CADE’s General Superintendence concludes opinion on transaction between Bayer and Monsanto
On 4 October, the General Superintendence of the Administrative Council for Economic Defense – CADE forwarded its opinion on the acquisition of Monsanto Company by Bayer Aktiengesellschaf for the Administrative Tribunal final analysis (Merger nº 08700.001097/2017-49).
According to the opinion of the General Superintendence, the transaction generates a significant horizontal concentration, especially in the markets of soybean seeds and transgenic cotton (biotechnology), important cultures to the country’s economy, since it merges two of the main competitors in the world, in an already significantly concentrated scenario and with high entry barriers.
Monsanto’s acquisition by Bayer could also increase the concentration level in both production and commercialization of soybean and cotton. The fact that most competitors operating in Brazil depends on these companies to obtain access to seeds’ biotechnology could also harm competition.
The biotechnology is an essential input to compete in the seeds’ markets, since genetically modified cultures are responsible for most of the Brazilian production.
According to the General Superintendence, the transaction also reinforces the vertical integration between the markets of biotechnology and production/commercialization of soybean seeds and cotton. The concerns are due to the companies’ capacity to determine the conditions to access biotechnology and the risk of adopting commercial practices that could hinder the competitors’ development.

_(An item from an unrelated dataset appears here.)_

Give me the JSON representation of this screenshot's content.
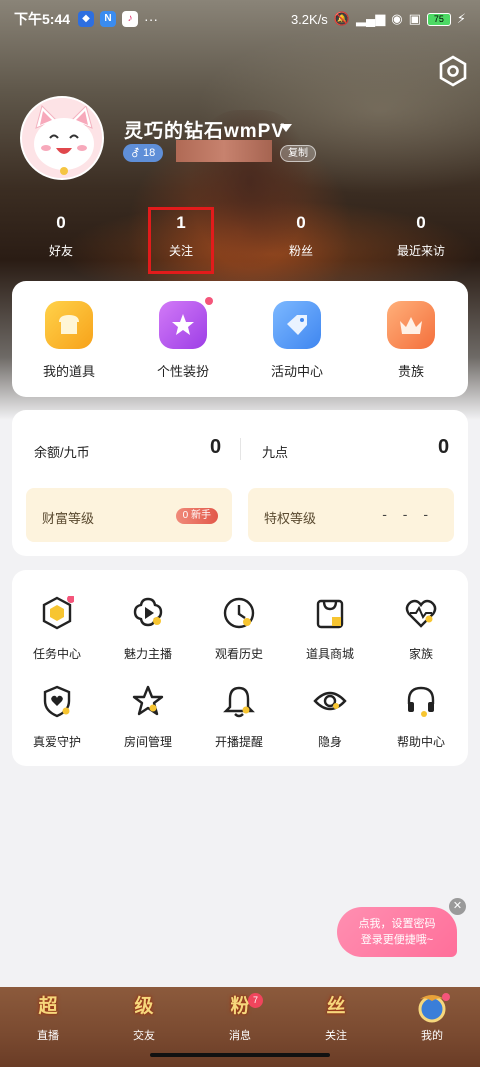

The opinion also points out competition concerns related to a market where integrated solutions are frequent. In this specific case, the transaction results in the merger of two out of the three main players able to simultaneously innovate in biotechnology, genetic improvement of seeds and agricultural pesticides.
After the merger, Bayer would become dominant in central links of the production chain of the main cultures, strengthening the companies’ position in the downstream distribution, which raises competition concerns.
The merger case was forwarded to CADE’s Administrative Tribunal, which is responsible for issuing a final decision – approval, disapproval or the adoption of remedies. The Tribunal’s decision can be applied unilaterally or by means of an agreement with the parties.
The merger was notified on 20 April 2017 and CADE is legally due to issue a final decision within 240 days, which can be extended for 90 more days.